The passenger requested to leave after police made the stop.

“The driver was released and he left,” the report said. “Police then spoke with the passenger who stated she had not been harmed by the driver, but also stated he was ‘really weird.’"

Other people police checked last year included 49 Caucasians, seven South Asians, seven Asians, one Middle Eastern and one Hispanic. Of the 87 people, 68 were men and 19 female.

Police said the majority of checks were conducted for a public safety reason.

“Eighty-seven percent of the people in the 75 proactive street checks were a suspect in an average of 19.5 different criminal investigations prior to the street check,” the report said.

“The remaining seven street checks did not have an articulated public safety purpose. This is not to suggest that the officer did not have a public safety purpose at the time, rather they did not provide it in the record.”

screenshotAuditImage courtesy VPD

The report noted the decrease in street checks from 2020 to 2019 was 94 per cent.

However, that percentage is based on an additional number of “street check records” filed by police in 2020, which were later determined not to fit the definition of a street check.

Police actually produced 261 “street check records” in 2020, involving 353 people.

The audit found 186 of those “records” were “misclassified as a street check, while the remaining 75 records were an actual proactive street check” — an oversight police say is typical of sweeping changes to any practice.

Police generated 4,544 “street check records” in 2019, but the report doesn’t say whether all or how many constituted a “proactive street check,” as defined under new provincial and VPD policies.

The report also doesn’t break down the 2019 data for racialized groups.

A CTV report in November 2020 said data obtained under the Freedom of Information and Protection of Privacy Act showed the proportion of checks in Vancouver targeting Black people rose in 2019 to more than five times their share of the population.

Checks on Indigenous people hovered around six times, according to the report by reporter Jon Woodward.

The VPD’s own data posted on its website in 2018 showed that Indigenous and Black people were overrepresented in street checks between 2008 and 2017, when police conducted 97,281 checks.

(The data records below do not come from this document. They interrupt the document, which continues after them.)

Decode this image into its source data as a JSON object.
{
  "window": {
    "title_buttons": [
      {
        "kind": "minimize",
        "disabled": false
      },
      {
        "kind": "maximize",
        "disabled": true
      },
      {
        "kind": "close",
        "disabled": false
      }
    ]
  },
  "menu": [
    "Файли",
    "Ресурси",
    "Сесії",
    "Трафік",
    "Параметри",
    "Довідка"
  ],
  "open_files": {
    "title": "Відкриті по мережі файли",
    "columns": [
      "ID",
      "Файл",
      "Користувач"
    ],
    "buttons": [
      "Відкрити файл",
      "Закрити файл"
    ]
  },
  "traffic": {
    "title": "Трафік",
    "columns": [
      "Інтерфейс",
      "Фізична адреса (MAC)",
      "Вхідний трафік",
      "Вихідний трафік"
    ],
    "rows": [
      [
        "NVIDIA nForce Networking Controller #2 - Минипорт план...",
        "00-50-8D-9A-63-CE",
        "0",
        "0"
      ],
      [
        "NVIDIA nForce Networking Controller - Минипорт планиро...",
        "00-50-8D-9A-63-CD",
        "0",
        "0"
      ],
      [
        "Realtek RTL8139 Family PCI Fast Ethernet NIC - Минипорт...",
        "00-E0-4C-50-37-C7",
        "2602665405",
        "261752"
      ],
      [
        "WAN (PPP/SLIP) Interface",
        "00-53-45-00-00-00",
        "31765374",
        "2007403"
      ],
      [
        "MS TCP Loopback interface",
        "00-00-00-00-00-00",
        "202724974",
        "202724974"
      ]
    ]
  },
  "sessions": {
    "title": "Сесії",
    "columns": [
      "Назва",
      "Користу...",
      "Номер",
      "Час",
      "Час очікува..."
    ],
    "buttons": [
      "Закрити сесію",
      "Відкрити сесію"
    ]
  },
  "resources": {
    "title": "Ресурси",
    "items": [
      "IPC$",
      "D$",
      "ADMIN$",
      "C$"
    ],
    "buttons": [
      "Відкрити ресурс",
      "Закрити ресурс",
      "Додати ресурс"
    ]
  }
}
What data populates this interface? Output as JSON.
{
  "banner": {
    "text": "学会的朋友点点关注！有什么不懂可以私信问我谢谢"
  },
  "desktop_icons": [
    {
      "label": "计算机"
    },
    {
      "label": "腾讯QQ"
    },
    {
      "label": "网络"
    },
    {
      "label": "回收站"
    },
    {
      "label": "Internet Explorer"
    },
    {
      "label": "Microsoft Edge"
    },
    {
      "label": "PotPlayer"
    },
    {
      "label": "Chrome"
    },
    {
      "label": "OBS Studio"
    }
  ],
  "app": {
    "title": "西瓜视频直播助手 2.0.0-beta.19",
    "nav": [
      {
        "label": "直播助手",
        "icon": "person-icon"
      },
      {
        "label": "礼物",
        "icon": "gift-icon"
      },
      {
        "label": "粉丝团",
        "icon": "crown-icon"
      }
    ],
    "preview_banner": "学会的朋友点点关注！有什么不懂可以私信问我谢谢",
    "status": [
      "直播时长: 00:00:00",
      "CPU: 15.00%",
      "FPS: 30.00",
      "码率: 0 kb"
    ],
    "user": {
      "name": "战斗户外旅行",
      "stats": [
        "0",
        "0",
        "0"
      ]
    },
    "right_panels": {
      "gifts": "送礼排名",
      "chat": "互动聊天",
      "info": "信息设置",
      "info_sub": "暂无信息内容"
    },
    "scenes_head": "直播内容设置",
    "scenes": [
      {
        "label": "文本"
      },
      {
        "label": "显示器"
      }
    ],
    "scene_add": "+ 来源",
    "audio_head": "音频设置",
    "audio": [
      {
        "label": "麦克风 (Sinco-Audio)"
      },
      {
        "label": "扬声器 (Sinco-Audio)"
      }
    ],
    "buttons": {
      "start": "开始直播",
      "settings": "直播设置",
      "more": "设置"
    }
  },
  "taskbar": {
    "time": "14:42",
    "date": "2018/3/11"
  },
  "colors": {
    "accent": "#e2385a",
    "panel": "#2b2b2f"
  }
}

Of those checks, 15 per cent (14,536) were of Indigenous people and more than four per cent (4,365) of Black people. Indigenous people make up just over two per cent of the population in Vancouver, and Black people less than one per cent.

That data prompted the B.C. Civil Liberties Association and the Union of B.C. Indian Chiefs to lodge complaints with the Office of the Police Complaint Commissioner and demand the practice be abolished.

The organizations said the data created “a strong suggestion” that street checks were being conducted in a discriminatory matter, which Police Chief Adam Palmer flatly denied.

The audit report said an important question to consider is whether groups overrepresented in the data are because police acted discriminatorily, or are there other factors in play.

“Indigenous peoples are consistently overrepresented in homeless counts, they are 10 times more likely to use a homeless shelter, and are even more likely to be living on the street, unsheltered, or ‘absolutely homeless,” the report said.

“It would be unrealistic to expect that police contacts at an aggregate level would remain unaffected by all these troubling societal issues and risk factors.”

The audit comes after more than two years of debate in the community, at city council and at the police board over street checks. The VPD has conducted its own review of the data and an independent report was commissioned into the practice.

Both reports concluded there was no bias towards any one racialized group.

Mayor Kennedy Stewart, who doubles as chairperson of the police board, and city councillors, have also called on the practice to be abolished, saying it is not necessary and further targets racialized and vulnerable people.

Representatives from the B.C. Civil Liberties Association and Union of B.C. Indian Chiefs could not be reached to comment on the audit report before this story was posted.